Researchers have also conducted a Phase 2 study to see if AquADEKs may have an effect on inflammation and oxidative stress in people with CF ages 10 and older.
Sponsor
The program is sponsored in the US by Yasoo Health, Inc and partially funded by Cystic Fibrosis Foundation Therapeutics (CFFT). It was conducted within CFFT’s Therapeutics Development Network.
These are digestive enzymes that are prepared using pancreases from pigs.
Status
The FDA has required pancreatic enzyme products to undergo clinical testing in order to receive FDA approval.
Aptalis (Zenpep® , Ultresa™, and Viokace™ ), Abbott (Creon®), Johnson and Johnson (Pancreaze®), and Digestive Care (Pertzye™) have obtained FDA approval for their pancreatic enzyme products, which are now available to people with CF.
In Australia, Creon® is approved by the TGA and listed on the PBS.
Sponsor
These programs are sponsored by Aptalis Pharmaceuticals (Zenpep® , Ultresa™ , and Viokace™), Abbott (Creon®), Johnson and Johnson (Pancreaze®), and Digestive Care (Pertzye™).
Adrulipase (formerly MS1819-SD) is a non-porcine, meaning not pig-derived, enzyme for individuals with CF who have exocrine pancreatic insufficiency. It is a man-made version of a lipase enzyme taken from the yeast Yarrowia lipolytica. This drug does not contain any animal products.
Status
In 2018, a phase 2a study of MS1819-SD was conducted in people with chronic pancreatitis. The study showed that MS1819-SD was safe and may potentially improve fat absorption.
A phase 2 study in people with CF is currently ongoing. This study will compare MS1819-SD to currently available porcine-derived enzymes.
Sponsor
This program is sponsored by AzurRx Biopharma. It is being conducted within the Therapeutics Development Network (TDN).
This program is studying ANG003 (formerly SNSP003), a non-porcine (not pig-derived) enzyme replacement therapy for individuals with CF who have exocrine pancreatic insufficiency. It is a man-made version of a lipase enzyme taken from bacteria, and it does not contain any animal products.

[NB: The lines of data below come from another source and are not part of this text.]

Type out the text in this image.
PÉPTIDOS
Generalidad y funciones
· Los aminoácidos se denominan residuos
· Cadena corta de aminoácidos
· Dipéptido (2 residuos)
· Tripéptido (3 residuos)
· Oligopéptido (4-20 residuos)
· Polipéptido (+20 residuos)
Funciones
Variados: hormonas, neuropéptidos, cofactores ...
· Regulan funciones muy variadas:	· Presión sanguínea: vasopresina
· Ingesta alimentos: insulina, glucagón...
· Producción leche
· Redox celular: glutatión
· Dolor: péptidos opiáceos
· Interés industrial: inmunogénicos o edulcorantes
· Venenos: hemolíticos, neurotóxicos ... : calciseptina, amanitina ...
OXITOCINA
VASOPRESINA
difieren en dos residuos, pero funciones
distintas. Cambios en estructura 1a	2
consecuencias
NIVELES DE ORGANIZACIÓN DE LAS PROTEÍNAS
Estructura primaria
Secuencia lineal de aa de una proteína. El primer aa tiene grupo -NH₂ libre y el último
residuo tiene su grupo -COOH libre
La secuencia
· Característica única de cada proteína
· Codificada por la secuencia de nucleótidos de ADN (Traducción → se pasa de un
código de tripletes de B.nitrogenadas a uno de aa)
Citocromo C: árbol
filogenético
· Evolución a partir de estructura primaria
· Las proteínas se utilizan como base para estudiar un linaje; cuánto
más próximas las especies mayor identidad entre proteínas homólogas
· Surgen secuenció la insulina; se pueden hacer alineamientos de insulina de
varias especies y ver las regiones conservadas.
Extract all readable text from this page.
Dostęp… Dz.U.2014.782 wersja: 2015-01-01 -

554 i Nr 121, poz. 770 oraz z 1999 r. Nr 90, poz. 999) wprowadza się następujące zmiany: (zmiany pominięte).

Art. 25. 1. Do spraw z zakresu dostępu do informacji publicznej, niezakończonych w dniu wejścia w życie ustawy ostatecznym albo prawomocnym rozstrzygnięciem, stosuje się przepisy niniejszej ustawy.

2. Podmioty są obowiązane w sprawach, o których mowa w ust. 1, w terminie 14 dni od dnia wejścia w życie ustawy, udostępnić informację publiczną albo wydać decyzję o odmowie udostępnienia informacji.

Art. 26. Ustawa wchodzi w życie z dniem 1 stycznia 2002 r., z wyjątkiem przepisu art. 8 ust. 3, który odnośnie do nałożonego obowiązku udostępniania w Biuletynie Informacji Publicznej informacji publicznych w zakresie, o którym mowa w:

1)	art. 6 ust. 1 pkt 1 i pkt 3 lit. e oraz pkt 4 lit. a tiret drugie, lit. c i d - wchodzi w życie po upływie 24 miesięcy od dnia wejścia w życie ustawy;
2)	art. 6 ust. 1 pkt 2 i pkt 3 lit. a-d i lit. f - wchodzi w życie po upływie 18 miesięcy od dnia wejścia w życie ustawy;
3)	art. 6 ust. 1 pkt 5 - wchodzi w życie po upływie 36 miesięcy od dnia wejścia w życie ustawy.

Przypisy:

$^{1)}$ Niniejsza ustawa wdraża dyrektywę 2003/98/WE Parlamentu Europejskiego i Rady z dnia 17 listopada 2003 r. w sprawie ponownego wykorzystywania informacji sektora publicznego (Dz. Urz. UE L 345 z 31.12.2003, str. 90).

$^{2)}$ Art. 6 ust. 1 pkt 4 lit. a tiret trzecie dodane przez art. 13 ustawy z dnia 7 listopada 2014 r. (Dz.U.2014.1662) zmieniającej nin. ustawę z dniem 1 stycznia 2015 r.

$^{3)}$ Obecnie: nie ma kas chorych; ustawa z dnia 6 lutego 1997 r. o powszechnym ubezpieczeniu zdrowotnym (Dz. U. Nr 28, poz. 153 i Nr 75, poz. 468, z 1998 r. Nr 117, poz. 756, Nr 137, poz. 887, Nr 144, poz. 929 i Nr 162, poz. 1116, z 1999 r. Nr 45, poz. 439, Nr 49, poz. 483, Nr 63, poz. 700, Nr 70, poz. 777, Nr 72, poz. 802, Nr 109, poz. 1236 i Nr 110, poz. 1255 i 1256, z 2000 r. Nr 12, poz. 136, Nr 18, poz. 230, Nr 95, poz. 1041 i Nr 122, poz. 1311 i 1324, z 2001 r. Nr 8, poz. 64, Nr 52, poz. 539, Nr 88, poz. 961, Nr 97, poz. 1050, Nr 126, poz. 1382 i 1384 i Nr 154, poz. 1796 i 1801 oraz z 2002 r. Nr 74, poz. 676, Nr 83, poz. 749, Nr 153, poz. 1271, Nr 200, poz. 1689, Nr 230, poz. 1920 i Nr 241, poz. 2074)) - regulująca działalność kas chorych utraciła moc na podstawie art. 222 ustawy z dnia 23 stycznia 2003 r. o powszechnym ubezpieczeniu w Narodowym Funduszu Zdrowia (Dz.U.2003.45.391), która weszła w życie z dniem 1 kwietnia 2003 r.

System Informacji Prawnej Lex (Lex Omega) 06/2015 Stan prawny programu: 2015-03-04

ANG003 may improve dosing convenience by reducing pill burden compared to current porcine-based pancreatic enzyme replacement therapies (PERT). ANG003 is also being developed in a formulation for pediatric and adult patients who are unable to swallow capsules.
Status
Laboratory studies to develop and test this compound are underway.
Sponsor
This program is sponsored by Anagram Therapeutics (formerly known as Synspira Therapeutics) and partially funded by the Cystic Fibrosis Foundation.